There are plenty of paid or free campsites in most locations we stay (& we use Wikicamps to find them). But sometimes we like to try to snug into a discrete spot of our own choosing for the night.
This is for a variety of reasons. 

Sometimes I am just tired, and we have run out of daylight and I don’t want to drive-on looking for a site any further.
Sometimes there just are not any free legal campsites in the area and I don’t want to pay the price of a van park for the night. Especially if we arrive late and plan to depart first thing.
And to be truthful, sometimes it’s just a little bit fun to pretend you are an outlaw on the run and try to covertly complete a free-camping mission.

But we have developed some ground rules which I think should apply to everyone:

Rules for stealthy parking overnight in non-campsite areas.

  1. No parking within 50 metres of a residential house.
  2. No parking within 100 metres of another camper van or motorhome.
  3. No parking at lookouts, popular carparks or beachside locations unless permitted. 
  4. A maximum of one night for any one location.
  5. Know thy destination. We have already chosen our potential overnight stay during the day, so we are not driving around the streets looking for a spot.
  6. Arrive late (dusk). Depart early (as soon after sun up as is practical).
  7. No noise. We eat dinner before we arrive. Once we arrive in our location we shut up the blinds and get ready for bed & quietly watch a movie or whatever.
  8. If you are not completely self-contained, you must be within 50 metres of a public toilet. Leave no trace.
  9. Be respectful. If you get that dreaded knock on the door during the night. Be respectful, apologise, and get moving. No excuses.
  10. BONUS POINTS: When appropriate a rubbish collection in the area should be done before leaving.

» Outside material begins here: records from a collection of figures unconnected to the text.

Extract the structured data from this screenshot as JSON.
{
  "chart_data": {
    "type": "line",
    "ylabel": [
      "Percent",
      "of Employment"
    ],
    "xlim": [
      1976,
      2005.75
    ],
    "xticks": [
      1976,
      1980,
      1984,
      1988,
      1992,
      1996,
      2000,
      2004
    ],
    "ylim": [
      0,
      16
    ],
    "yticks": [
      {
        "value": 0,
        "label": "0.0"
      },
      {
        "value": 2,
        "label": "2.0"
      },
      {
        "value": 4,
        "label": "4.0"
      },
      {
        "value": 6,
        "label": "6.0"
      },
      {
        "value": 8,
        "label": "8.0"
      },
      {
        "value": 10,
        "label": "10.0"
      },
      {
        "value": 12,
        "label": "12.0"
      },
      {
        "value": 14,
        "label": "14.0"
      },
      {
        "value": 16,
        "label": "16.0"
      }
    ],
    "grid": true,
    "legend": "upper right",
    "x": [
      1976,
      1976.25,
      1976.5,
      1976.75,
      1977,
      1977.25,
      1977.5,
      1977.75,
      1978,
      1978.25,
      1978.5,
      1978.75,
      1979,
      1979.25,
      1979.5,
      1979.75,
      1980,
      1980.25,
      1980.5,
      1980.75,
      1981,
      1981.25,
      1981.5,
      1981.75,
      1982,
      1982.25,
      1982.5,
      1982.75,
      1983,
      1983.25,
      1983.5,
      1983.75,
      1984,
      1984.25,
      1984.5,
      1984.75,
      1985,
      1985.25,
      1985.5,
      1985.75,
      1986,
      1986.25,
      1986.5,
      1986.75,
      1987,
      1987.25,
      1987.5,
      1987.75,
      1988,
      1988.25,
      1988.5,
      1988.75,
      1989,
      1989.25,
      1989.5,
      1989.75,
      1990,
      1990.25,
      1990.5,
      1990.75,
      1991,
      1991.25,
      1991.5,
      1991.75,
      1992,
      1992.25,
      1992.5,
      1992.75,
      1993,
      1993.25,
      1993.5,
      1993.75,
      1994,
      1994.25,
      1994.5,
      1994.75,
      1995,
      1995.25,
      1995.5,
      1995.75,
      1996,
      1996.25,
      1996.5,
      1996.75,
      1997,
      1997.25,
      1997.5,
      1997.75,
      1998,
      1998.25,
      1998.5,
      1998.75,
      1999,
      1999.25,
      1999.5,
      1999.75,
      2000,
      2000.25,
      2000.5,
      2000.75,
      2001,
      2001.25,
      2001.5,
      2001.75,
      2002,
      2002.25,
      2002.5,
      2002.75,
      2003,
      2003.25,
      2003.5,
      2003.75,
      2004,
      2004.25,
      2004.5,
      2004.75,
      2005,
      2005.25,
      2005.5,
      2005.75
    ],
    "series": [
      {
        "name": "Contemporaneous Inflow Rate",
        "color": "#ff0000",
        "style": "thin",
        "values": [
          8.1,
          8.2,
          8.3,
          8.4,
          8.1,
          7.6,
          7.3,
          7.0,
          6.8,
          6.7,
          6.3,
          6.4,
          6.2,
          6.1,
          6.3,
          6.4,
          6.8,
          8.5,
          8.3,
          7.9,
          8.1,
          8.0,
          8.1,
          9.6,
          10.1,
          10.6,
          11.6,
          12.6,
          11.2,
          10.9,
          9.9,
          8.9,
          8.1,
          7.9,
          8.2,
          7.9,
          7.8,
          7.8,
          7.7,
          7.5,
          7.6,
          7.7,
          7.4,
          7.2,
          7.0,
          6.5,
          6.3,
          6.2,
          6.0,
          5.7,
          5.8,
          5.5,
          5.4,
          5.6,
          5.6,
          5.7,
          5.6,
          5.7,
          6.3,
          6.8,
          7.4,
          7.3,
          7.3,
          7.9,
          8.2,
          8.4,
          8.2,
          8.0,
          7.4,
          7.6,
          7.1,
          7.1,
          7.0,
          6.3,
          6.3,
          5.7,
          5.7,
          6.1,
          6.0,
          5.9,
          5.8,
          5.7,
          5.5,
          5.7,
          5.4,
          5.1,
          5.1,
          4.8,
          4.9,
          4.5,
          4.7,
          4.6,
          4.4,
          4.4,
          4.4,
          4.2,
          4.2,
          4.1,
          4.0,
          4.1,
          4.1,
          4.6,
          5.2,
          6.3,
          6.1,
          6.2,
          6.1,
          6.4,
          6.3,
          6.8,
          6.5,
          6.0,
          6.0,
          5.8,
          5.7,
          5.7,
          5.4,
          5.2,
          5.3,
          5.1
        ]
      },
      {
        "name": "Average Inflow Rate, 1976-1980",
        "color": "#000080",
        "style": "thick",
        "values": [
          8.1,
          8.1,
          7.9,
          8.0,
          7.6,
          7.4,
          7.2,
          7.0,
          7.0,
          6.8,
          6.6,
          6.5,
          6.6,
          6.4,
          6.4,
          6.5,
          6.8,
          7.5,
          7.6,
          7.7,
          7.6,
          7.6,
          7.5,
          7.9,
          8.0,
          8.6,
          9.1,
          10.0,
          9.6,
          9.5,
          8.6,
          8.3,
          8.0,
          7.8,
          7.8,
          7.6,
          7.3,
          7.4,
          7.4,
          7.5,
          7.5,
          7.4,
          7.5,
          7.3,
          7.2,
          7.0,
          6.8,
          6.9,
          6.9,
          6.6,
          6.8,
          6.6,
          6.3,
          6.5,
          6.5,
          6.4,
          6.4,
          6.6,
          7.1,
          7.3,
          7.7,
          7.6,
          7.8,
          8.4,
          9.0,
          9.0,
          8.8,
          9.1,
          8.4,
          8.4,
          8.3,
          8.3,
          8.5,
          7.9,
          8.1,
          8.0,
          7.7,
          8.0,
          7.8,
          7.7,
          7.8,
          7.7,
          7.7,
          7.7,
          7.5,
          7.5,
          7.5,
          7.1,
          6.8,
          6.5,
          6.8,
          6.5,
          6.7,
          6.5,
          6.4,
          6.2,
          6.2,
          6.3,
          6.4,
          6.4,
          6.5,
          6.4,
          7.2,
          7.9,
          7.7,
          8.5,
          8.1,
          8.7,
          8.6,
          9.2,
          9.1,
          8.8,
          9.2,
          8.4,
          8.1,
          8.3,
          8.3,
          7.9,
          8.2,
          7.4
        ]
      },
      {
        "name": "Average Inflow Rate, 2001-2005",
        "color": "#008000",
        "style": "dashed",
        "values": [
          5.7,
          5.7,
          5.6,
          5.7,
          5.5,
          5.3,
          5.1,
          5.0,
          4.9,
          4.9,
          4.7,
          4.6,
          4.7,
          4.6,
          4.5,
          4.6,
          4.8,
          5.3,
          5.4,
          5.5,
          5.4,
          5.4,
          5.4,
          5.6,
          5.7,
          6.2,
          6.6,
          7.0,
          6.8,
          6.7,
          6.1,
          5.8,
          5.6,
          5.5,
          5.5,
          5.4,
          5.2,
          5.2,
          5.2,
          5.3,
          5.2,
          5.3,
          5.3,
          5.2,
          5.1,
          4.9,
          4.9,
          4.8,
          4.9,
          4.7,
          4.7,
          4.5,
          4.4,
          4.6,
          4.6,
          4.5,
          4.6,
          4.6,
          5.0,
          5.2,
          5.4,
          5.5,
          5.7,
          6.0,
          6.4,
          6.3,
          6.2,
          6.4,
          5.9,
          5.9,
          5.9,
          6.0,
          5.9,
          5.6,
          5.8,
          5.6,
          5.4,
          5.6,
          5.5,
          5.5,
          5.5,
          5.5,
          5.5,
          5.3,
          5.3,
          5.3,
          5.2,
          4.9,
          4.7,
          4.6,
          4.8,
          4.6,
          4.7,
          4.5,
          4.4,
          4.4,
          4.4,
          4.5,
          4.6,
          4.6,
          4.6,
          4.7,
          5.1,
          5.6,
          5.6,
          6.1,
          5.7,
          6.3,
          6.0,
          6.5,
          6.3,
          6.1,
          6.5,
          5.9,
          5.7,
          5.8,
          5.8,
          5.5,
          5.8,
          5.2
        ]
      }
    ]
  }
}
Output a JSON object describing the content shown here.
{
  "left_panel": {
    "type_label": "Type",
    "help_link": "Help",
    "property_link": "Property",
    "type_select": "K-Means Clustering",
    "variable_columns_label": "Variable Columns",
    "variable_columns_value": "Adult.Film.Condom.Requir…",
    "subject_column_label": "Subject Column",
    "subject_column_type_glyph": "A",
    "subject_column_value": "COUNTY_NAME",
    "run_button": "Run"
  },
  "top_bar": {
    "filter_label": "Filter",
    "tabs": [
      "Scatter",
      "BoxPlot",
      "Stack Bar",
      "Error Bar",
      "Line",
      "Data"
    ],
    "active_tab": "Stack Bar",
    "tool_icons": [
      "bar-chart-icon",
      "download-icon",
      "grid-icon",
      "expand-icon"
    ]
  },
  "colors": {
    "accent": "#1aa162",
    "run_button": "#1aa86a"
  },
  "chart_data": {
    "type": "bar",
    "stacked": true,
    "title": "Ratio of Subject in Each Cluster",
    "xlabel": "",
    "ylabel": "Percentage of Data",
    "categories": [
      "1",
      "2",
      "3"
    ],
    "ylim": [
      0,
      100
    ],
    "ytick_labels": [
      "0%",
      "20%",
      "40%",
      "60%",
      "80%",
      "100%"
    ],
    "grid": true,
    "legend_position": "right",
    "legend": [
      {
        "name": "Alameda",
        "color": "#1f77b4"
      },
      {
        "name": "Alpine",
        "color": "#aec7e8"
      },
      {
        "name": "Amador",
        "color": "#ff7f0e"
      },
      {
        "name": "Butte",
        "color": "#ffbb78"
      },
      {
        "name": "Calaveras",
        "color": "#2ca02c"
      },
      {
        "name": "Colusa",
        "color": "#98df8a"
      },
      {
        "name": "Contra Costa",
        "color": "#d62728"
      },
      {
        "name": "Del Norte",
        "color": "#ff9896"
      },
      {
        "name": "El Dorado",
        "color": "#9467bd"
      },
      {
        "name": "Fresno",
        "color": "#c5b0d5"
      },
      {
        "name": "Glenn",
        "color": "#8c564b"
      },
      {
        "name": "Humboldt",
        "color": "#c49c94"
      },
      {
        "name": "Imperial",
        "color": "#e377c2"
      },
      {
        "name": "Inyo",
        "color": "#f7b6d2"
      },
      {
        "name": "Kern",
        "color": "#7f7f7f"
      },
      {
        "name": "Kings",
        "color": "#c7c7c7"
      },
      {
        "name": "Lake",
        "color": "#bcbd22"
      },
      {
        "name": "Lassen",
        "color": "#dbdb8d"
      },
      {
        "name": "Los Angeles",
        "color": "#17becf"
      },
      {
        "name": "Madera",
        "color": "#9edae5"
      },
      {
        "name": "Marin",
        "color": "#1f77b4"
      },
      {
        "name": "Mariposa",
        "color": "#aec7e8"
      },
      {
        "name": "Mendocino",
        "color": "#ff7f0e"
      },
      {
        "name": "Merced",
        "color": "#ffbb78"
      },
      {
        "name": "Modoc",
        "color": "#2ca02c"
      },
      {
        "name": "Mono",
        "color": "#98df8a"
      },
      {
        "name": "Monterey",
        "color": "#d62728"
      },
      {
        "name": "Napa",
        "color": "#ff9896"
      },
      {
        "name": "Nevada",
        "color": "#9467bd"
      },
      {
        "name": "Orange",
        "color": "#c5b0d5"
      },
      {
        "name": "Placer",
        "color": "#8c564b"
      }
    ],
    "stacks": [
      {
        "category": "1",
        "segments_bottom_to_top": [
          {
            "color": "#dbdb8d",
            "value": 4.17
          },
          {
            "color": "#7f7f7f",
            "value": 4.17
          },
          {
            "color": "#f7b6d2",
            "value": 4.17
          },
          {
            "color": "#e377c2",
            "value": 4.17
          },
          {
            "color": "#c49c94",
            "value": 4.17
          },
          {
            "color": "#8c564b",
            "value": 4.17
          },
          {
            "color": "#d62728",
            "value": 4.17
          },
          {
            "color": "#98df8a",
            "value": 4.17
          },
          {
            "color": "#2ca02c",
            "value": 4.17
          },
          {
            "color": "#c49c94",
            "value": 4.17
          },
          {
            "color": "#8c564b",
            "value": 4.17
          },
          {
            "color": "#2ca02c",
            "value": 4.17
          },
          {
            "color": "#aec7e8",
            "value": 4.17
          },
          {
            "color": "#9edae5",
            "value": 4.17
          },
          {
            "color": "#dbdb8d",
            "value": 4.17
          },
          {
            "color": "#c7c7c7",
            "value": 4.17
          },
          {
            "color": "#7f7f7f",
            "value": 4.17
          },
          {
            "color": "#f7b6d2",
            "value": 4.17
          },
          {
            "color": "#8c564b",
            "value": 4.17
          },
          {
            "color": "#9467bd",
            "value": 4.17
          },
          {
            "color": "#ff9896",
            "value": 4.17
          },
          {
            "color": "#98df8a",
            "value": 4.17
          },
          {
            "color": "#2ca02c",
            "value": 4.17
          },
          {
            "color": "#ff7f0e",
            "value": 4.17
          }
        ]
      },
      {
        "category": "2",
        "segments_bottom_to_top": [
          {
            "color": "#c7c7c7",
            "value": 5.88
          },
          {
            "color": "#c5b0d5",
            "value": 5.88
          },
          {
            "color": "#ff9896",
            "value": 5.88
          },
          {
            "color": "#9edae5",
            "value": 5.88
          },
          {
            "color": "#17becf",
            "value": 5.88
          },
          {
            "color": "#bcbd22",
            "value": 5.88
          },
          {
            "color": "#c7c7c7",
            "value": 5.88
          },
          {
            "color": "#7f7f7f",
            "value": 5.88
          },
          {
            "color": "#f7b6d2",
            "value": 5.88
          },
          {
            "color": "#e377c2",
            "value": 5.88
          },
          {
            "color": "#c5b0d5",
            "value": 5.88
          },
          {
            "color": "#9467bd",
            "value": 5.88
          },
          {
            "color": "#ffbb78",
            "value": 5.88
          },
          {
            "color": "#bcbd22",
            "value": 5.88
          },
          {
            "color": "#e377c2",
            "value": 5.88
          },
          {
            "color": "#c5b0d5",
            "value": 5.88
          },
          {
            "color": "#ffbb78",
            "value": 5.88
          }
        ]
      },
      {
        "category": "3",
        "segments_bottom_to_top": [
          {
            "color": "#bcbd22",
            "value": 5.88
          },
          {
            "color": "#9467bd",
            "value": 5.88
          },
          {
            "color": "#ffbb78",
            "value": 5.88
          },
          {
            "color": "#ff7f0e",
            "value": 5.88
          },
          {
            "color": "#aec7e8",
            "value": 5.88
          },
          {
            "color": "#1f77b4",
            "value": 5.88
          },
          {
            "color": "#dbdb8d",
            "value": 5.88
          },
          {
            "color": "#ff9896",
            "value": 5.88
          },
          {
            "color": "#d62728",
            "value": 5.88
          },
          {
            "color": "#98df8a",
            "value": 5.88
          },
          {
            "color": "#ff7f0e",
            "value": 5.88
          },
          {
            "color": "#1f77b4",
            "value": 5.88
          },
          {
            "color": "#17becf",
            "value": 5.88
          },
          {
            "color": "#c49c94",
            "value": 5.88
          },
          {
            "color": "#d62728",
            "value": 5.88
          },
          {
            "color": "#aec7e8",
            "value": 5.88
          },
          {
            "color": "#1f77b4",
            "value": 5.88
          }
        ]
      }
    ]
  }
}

We have THE CLAW to facilitate this. Leave the site better than you found it.

Featured image credit: @nicolegeri

One response to “Vanlife? We have a problem.”

  1. 100% agree! Back in 2008 – 2010 we travelled Oz with the kids – we worked and home schooled. And like yourself we enjoyed the peace and freedom of the ‘free camp’. I can’t count how many times we pulled into a camp and had to fill a garbage bag full of rubbish before we even set up. When we did the Nullabor there was also a lot of graffiti which looks dreadful. I also remember visiting the most amazing spot of Emma Gorge in WA and people had wedged cake containers and all sorts of rubbish between rocks etc – this absolutely broke my heart.